On abortion, Biden said he personally believes that life begins with conception, but recognizes that others do not share his point of view. “What I’m not ready to do is impose on others a specific point of view that stems from my faith,” he said in 2015.

In recent months, the Biden administration has lifted restrictions on federal funding for research involving human fetal tissue, repealed a Trump policy banning organizations that refer women for abortions from receiving federal grants, and has enabled women to remotely obtain a prescription for an abortion pill during the pandemic.

The Catholic Church says that Catholics in public life must uphold principles consistent with its doctrine.
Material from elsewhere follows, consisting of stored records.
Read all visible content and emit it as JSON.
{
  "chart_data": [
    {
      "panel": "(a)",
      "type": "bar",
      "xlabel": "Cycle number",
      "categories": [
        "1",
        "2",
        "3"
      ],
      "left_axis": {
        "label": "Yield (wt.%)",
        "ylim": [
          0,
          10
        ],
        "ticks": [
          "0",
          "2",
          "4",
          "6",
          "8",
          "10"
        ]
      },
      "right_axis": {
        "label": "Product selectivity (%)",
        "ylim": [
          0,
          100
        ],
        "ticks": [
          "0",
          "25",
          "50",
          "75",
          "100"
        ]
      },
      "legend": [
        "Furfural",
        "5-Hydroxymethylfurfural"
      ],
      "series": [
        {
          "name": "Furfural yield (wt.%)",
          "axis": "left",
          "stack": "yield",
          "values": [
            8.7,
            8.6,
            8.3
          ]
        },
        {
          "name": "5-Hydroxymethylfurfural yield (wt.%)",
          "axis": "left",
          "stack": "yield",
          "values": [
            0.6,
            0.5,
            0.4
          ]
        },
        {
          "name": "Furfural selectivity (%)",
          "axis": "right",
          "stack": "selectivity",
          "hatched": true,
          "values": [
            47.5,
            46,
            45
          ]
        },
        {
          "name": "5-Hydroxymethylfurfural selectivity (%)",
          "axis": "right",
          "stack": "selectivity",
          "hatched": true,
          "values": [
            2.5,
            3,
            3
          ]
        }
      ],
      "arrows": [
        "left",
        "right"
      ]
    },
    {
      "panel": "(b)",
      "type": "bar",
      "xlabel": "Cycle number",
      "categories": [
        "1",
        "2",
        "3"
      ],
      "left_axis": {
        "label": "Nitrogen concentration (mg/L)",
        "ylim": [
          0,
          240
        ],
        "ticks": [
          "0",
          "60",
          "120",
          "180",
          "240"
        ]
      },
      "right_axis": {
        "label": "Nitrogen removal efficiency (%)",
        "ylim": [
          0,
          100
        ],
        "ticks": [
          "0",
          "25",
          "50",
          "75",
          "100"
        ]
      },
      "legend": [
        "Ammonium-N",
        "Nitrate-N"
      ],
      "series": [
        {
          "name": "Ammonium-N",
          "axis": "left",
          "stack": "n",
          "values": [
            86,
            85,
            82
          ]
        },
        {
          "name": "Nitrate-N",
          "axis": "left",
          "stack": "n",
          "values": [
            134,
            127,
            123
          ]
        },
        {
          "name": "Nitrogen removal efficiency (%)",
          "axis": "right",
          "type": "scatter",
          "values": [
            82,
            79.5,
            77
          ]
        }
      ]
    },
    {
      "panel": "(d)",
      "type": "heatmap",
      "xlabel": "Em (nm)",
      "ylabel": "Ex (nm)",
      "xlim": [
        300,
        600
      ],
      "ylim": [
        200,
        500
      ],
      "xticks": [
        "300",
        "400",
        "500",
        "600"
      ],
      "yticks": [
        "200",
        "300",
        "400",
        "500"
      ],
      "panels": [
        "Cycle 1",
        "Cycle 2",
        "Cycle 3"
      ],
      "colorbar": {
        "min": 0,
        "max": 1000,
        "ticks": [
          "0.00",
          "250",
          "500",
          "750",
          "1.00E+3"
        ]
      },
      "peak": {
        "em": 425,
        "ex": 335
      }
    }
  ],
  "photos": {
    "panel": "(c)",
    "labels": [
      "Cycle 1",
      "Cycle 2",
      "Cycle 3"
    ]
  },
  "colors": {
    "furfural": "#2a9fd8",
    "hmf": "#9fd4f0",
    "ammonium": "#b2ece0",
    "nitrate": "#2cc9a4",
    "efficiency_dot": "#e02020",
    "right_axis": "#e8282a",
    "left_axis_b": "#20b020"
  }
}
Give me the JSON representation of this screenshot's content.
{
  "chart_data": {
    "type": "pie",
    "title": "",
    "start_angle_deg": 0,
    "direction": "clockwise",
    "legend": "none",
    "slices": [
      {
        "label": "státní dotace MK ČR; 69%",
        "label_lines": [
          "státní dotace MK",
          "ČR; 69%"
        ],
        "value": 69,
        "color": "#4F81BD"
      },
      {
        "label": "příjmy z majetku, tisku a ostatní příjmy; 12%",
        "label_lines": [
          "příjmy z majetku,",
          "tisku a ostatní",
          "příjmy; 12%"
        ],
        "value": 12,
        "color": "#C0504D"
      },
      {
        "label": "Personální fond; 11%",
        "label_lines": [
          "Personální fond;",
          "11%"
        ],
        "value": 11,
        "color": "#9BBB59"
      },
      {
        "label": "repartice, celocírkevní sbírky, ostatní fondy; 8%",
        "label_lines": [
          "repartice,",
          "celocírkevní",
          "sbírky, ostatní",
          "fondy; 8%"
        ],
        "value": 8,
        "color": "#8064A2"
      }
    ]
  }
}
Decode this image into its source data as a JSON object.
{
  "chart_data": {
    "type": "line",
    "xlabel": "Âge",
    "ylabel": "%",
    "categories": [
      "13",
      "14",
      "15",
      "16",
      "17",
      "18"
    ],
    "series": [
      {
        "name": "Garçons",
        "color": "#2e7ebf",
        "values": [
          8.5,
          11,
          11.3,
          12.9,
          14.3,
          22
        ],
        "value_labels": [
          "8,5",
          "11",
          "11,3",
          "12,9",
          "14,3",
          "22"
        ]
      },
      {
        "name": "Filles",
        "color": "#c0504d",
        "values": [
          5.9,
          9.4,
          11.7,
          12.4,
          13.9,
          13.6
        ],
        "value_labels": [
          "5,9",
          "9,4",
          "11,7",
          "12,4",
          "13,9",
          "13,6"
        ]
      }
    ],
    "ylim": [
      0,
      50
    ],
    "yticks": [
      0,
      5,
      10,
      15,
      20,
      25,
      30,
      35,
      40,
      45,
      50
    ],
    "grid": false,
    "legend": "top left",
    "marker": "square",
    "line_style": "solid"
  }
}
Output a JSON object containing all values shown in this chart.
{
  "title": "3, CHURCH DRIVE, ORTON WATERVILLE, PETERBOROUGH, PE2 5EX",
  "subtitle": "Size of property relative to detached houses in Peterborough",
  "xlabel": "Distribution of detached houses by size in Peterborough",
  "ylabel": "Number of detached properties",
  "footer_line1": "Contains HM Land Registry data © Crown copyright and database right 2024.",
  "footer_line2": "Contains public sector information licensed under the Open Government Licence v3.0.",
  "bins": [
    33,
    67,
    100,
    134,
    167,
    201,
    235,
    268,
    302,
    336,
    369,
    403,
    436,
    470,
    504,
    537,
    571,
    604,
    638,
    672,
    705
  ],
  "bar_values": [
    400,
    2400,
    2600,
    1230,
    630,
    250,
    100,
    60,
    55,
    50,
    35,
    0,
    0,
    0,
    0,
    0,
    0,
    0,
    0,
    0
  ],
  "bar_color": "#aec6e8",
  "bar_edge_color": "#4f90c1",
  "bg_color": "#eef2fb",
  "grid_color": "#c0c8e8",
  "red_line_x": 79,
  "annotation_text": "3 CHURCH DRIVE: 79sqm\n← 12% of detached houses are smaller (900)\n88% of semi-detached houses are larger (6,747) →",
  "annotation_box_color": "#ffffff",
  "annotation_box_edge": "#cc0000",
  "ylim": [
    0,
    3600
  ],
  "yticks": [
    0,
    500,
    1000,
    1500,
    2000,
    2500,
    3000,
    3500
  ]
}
But in a survey conducted by the Pew Research Center in March, more than two-thirds of American Catholics said Biden’s views on abortion shouldn’t prevent him from receiving Communion.

According to exit polls conducted in last November’s presidential election, just over half of American Catholics (51%) voted for Biden, compared to 45% who voted Democratic in 2016; and 47% voted for Trump, up from 52% in the previous election.

Andrew Chesnut, professor of religious studies at Virginia Commonwealth University, said the USCCB’s proposal “serves to further polarize an already sharply divided episcopy, some of which have been overt opponents of Pope Francis’ relatively progressive papacy.

“The proposal to exclude Biden and all election officials who support legal communion abortion is an effort by the conservative bishops to solidify their base of regular church followers who are the blood of the church. But ecclesial policies of exclusion will only lead to a greater defection from the benches, in particular among Millennials and Generation Z. ”

Michael Budde, professor of Catholic studies and political science at DePaul University in Chicago, said Biden’s exclusion from communion “will rightly be seen as a gesture of desperation, an attempt to coerce what does not ‘was not won by persuasion or dialogue “.

He added: “There is no consensus among the Catholic faithful on this measure; significantly, there is no real support for this at the level of the worldwide Catholic communion as expressed by Pope Francis. That there are finally some prominent American Cardinals and Bishops who are fed up with this impossible strategy may be an indication that one day a better vision may finally emerge. “

A scathing editorial from the National Catholic Reporter earlier this month said that the “tragic reality” of the proposal’s implementation was that “it will seal the branding deal for Catholicism in the United States as a cultural war project.

“This culture war… is not the church of mercy and encounter that Pope Francis is trying to offer the world. It also doesn’t sound like what Galileo’s carpenter son preached and died for.